Deep recommendation systems are widely adopted to improve user experience across various web services, such as entertainment or e-commerce services. As the sizes and variety of training data grow, the performance bottleneck of recommendation model training gradually shifts from the model training phase to the data preprocessing and ingestion phase.

Note ⟩

Data Ingestion：把 raw training data 從 HDD/SSD 讀入系統 DRAM 的過程。recommendation system 的 dataset 通常是 TB/PB 的等級，遠大於 DRAM 的容量，所以必須存在 SSD。

Note ⟩

tensor 是張量，也就是多維陣列。

Note ⟩

Data Preprocessing：資料進入 DRAM 後，需要將資料經過一系列的 decoding、decompression、filtering、feature extraction、normalization、再次 encoding、batching（GPU 的單次運算單位），轉成 tensors 之後才可以餵給 GPU。

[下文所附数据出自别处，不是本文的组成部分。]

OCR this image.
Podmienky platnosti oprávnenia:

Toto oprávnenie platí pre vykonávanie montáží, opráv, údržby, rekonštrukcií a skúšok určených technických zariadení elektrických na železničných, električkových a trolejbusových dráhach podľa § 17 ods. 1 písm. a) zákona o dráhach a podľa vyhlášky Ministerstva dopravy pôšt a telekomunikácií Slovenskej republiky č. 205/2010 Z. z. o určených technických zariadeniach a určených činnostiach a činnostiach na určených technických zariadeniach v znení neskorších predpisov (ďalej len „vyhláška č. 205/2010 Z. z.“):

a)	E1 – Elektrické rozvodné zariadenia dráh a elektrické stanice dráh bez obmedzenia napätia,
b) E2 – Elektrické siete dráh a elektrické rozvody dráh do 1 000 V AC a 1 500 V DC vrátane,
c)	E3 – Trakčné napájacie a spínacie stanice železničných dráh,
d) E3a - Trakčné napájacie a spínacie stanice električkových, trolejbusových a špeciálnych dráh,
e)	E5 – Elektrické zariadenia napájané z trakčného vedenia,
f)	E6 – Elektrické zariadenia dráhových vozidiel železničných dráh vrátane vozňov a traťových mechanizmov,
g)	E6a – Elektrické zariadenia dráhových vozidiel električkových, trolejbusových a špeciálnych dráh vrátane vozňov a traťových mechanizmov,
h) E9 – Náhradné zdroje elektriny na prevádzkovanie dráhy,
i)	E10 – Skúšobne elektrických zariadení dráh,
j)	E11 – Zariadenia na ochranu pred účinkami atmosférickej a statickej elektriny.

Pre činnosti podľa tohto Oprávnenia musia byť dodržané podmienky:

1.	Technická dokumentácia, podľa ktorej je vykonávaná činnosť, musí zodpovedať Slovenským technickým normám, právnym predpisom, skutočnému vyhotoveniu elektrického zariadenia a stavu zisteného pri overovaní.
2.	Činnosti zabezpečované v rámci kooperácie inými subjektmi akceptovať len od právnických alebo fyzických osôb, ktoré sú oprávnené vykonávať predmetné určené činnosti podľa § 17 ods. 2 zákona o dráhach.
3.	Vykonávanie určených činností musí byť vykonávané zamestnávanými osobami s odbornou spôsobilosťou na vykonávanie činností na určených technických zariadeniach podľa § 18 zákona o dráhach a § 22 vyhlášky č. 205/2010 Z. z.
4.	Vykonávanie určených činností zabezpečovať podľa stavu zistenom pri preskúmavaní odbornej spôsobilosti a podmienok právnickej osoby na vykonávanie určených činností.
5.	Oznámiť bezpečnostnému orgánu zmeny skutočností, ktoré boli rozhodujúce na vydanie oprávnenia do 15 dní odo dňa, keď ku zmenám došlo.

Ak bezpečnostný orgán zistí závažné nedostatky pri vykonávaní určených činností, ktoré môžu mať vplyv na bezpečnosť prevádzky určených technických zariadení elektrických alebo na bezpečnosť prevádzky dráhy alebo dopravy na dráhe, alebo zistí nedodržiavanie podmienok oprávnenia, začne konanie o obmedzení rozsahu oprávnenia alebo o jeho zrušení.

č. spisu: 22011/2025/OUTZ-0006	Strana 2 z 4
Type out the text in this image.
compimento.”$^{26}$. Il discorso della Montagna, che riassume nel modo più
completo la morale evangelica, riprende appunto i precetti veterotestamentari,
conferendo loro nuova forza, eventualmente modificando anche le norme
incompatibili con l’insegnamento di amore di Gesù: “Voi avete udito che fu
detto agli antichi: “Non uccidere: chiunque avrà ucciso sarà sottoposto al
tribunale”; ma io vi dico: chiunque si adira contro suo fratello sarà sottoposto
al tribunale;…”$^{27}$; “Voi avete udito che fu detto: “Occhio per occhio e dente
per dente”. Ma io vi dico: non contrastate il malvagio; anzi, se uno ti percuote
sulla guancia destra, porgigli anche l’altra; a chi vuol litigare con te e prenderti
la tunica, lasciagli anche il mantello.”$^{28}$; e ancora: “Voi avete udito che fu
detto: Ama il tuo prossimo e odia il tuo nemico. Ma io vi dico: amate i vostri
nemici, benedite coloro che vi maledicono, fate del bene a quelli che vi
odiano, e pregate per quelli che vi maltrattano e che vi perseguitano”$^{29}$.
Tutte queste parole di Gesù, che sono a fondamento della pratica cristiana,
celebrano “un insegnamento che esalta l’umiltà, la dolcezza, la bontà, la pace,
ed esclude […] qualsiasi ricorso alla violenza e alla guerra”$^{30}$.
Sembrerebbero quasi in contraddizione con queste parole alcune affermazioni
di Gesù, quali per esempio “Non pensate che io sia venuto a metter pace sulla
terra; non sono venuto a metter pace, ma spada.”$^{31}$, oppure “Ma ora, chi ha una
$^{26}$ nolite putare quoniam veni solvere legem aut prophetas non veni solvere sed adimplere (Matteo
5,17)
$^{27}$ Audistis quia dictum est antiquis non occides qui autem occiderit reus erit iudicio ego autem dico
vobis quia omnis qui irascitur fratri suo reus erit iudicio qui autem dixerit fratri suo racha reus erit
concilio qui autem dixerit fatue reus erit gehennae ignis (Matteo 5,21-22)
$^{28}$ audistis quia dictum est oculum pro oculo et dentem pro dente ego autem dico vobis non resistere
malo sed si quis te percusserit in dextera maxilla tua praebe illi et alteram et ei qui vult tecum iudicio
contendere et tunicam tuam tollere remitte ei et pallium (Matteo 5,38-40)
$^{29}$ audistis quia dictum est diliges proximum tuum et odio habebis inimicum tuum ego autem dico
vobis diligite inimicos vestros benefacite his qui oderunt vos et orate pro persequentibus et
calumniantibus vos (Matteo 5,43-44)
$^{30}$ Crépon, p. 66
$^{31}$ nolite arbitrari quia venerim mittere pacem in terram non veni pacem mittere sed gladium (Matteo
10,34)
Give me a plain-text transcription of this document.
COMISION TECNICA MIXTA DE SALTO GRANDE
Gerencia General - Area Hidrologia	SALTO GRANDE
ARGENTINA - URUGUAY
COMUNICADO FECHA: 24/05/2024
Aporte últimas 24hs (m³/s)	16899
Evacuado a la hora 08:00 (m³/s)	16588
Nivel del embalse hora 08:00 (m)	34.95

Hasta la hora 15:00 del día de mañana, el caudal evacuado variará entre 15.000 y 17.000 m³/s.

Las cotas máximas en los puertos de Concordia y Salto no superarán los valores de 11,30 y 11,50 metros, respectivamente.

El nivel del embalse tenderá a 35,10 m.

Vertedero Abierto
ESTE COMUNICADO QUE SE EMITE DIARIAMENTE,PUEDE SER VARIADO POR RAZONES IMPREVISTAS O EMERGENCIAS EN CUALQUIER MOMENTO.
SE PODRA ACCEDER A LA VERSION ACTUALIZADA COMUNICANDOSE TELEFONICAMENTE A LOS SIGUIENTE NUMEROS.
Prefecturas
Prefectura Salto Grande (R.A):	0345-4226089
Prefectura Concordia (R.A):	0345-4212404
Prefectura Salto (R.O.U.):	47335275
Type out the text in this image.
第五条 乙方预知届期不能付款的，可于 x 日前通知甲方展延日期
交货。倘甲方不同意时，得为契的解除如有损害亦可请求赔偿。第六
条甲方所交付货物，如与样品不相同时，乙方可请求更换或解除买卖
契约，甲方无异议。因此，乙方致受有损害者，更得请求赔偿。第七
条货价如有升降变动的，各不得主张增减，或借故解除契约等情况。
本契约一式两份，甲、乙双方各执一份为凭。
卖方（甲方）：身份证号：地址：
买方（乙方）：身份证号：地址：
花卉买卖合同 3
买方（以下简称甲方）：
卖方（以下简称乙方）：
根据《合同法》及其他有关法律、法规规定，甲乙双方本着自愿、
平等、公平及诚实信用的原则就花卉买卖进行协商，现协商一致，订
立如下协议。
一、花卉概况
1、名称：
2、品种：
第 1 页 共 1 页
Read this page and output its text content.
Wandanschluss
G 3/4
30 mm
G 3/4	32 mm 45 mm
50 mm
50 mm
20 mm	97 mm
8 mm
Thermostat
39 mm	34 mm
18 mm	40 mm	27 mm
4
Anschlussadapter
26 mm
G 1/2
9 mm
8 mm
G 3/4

For example, during model training, more than 56% of GPU cycles were idle and waiting for CPUs to handle training data preprocessing .

Note ⟩

一個餵給 GPU 的 batch size = 2 的 tensor 可能長這樣： [[User_ID: 101, Item_ID: 50], [User_ID: 202, Item_ID: 88]]
如果 CPU ingest 和 preprocess 資料時間太久，那 GPU 會經常 idle。

We show that, due to the access behavior gap between recommendation model training and SSDs, a significant amount of the data preprocessing phase is spent on reading and filtering unused training data. To improve training performance by minimizing the needs of reading and preprocessing unused data, this work aims to bridge the access behavior gap by advocating a joint management middleware between a GPU-based recommendation training systems and SSDs.

The industry, such as Facebook, Baidu and Google, have adopted deep recommendation models to recommend e-commerce products to each users. Recommendation models comprise:

Fully-Connected (FC) Layers: Handle dense features
Embedding-table Layers: Look up the categorical features (usually represented by sparse vectors)

To improve the inference performance, several previous works focus on co-designing recommendation models with various accelerators (e.g., GPUs, TPU-like devices, or in-storage processors).

Note ⟩

作者列舉了三種大家常拿來做 Co-design 的對象：

GPUs
特性：平行運算能力強。
Co-design：調整 Batch Size 一次塞一堆資料進 GPU 運算。
TPU-like devices (Tensor Processing Units)
特性：Google 專門為 AI 發明的晶片，只懂矩陣運算。
Co-design：TPU 記憶體有限，所以模型結構不能太發散；或者專門設計成適合 TPU 脈動陣列 (Systolic Array) 的運算模式。
In-storage processors
這是最特別的一個，也跟這篇論文最相關。傳統上 SSD 只負責存資料。要運算時，必須把資料從 SSD 搬到 CPU/RAM。
Co-design：在 SSD 硬碟裡面直接裝一顆小 CPU，那簡單的工作比如 Filtering 可以丟給 SSD 自己做，以省下大量的 PCIe 傳輸頻寬。

In addition to inference, improving the performance of model training on large-scale datasets is crucial to the success of products supported by deep recommendation models. Generally, there are two key phases for training:

data preprocessing phase: transforms raw data from storage devices to materialized tensor data
feature training phase: trains tensor data.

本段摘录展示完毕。